Credit markets rallied strongly through May helped by favourable market conditions for risk assets in general. Low interest rates have been a major factor sustaining investors’ appetite for risk and major bond markets continued to strengthen through May, even though the US Federal Reserve continued to wind back its asset purchase programme or quantitative easing at its late April policy meeting by another $US10 billion to $US45billion and marking the fourth consecutive reduction in purchases. The Reserve Bank of Australia again left the cash rate on hold at 2.50% at its early May policy meeting and continues to advise an extended period of rate stability ahead. US 10 year and 30 year treasury yields finished May at respectively 2.48% and 3.33%, 18 basis points (bp) and 13bp lower respectively than at the end of April. The Australian 10 year bond yield rallied even more than its US counterpart falling by 28bp, finishing April at 3.65%.

On the economic data front, US indicators continued to show both the damage to past output from severe winter weather but also promising signs of a rebound. The first revision of Q1 GDP showed contraction, -1.0% annualized growth from an initial print of +0.1% and +2.6% in Q4 2013. Indications of US housing and manufacturing activity showed particularly strong gains in April, while PMI-style survey information for May is in strongly expansionary territory (the Chicago manufacturing reading pushing up to a very strong 65.5 in May, considerably above the 50 expansion/contraction boundary). Economic readings in China released through May stabilized while manufacturing PMI readings pushed up by more than expected to their highest readings in five months. European economic readings were mostly a touch softer than expected calling into question whether the modest economic recovery since mid-2013 was starting to falter. In Australia, economic readings were not as consistently strong (April retail sales rose by only 0.1%) although employment growth again surprised on the high side of expectations at +14,200 in April contributing to a positive surprise on the unemployment rate front holding the rate at 5.8%, against market expectations of an increase.

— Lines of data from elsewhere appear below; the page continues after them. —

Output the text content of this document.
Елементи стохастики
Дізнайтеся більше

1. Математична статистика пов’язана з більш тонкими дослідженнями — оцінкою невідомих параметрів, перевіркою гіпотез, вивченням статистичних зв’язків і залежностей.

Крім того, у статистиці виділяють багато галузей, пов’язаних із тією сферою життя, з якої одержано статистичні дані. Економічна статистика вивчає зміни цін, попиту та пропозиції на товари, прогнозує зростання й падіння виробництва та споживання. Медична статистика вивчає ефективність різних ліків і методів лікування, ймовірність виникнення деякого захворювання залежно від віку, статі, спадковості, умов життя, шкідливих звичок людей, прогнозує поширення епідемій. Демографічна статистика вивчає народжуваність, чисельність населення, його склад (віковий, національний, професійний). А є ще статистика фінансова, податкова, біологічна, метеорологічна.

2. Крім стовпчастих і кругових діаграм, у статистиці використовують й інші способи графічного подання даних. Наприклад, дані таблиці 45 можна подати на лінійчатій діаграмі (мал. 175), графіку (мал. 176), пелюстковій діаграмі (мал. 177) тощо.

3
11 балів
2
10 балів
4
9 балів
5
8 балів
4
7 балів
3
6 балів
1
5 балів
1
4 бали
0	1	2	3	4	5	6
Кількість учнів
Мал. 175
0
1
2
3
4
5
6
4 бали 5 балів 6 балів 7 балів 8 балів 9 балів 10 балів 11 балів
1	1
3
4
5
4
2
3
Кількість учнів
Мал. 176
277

Looking ahead, economic growth still looks set to improve through the northern summer months in the US, China and Europe and assisted possibly by easier monetary policy in Europe. In Australia, the headwind to growth from the Federal Budget announced in May together with signs of better contained inflation imply that the RBA is very firmly on monetary policy hold, perhaps keeping the cash rate at 2.50% even longer than we had previously thought likely. We still see the next move in the cash rate being a hike, but probably not until early 2015.